Here is a non-exhaustive list of people who contributed to Spyder in its early days (2009-2014), in addition to Carlos Cordoba (who took over the leadership of the project in 2012):
Ludovic Aubry (01-2009)
Phil Thompson (08-2009)
Alexandre Radicchi (09-2009)
Tim Michelsen (09-2009)
Frédéric Picca (11-2010)
Carlos Córdoba (12-2010)
Jed Ludlow (01-2012)
Sylvain Corlay (01-2014)
And more recently, I had the pleasure to meet in person some of the current Spyder contributors at SciPy conferences:
C.A.M. Gerlach (at SciPy 2024)
Juanita Gomez (also at SciPy 2024)
Without them, and without all the active users who reported bugs, suggested features, and contributed to the documentation, Spyder would not be what it is today. It would have stayed as proof-of-concept software, used only by me and a few others. Because the short-term motivation for developing Spyder was to improve my own workflow (also, it was so fun to do!), but the long-term motivation was to create a tool that would be useful for the community. So, a big thank you to all of them!
About the logo#
I designed the first Spyder logo myself, in 2009, using Inkscape. I wanted to create a logo that was simple, recognizable, and that conveyed the idea of a spider web (no other intended meaning than the phonetic similarity between “Spyder” and “spider”) with a Python inside.
Spyder 1.0 Logo#
The very same logo was used until Spyder 5, that is for more than 10 years. In 2020, for the release of Spyder 5, Isabela Presedo-Floyd designed a new logo that is still used today. The idea was to keep the same concept, but to modernize the design and to make it more appealing. The new logo required a lot of iterations and discussions (see for example this issue on Spyder’s GitHub repository), but the final result is great.
Spyder 5 Logo#
ℹ️ For the record, I was not involved in the design of the new logo, as I had left the Spyder project a few years earlier.
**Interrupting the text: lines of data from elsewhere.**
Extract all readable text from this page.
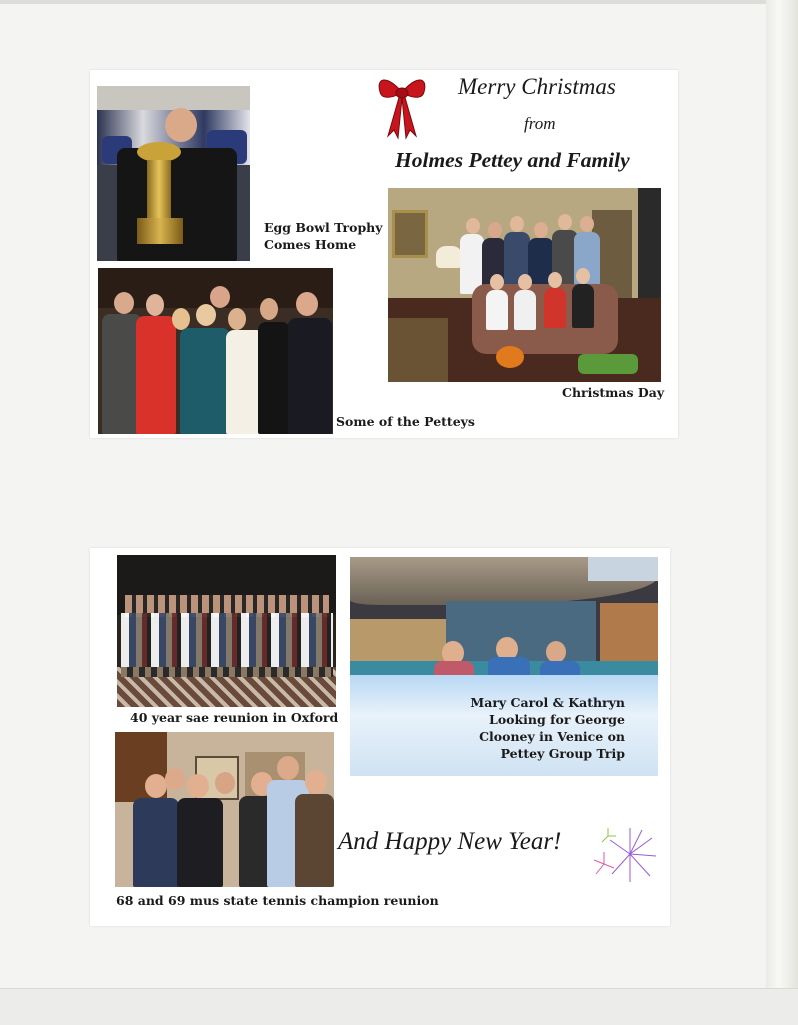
Egg Bowl Trophy
Comes Home
Some of the Petteys
Merry Christmas
from
Holmes Pettey and Family
Christmas Day
40 year sae reunion in Oxford
Mary Carol & Kathryn
Looking for George
Clooney in Venice on
Pettey Group Trip
68 and 69 mus state tennis champion reunion
And Happy New Year!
And when Carlos Cordoba (the current lead maintainer of Spyder) asked me for my opinion on the new logo, I was very reluctant at first - I was attached to the old logo, and I was not sure that a new logo was necessary. Then, after a while, I realized that the new logo was a great improvement, and I fully supported the change. Maybe a part of me was not ready to let go of Spyder, after all these years of involvement in the project…
Conclusion#
Looking back at Spyder’s origins, what started as a personal quest to find better tools for scientific application development grew into something much larger than I could have imagined. The decision to switch from MATLAB to Python in 2007 was risky - I was alone in a 300-people Department advocating for a language that was far from mainstream in scientific computing. But the bet paid off, not just for my team at the CEA, but for countless scientists and engineers around the world who found in Spyder a familiar yet powerful environment for their work.
Spyder’s creation was never planned as a grand project. It emerged organically from real needs: a variable explorer here, an interactive console there, a code editor with the right features. Each component was built to solve a specific problem in my daily workflow. The beauty of open source is that these personal solutions can become community tools, and Spyder became exactly that - a tool born from necessity, shaped by community feedback, and refined through years of collective effort.
Today, Spyder has far outgrown my initial contributions. Under the leadership of Carlos Cordoba and the dedication of the current team and contributors, it continues to evolve and adapt to the changing landscape of scientific computing. While I’ve moved on to other projects like DataLab, I’m proud of what we built together and grateful for the community that embraced it. Spyder proved that with the right tools, Python could not only match MATLAB for scientific work - it could surpass it.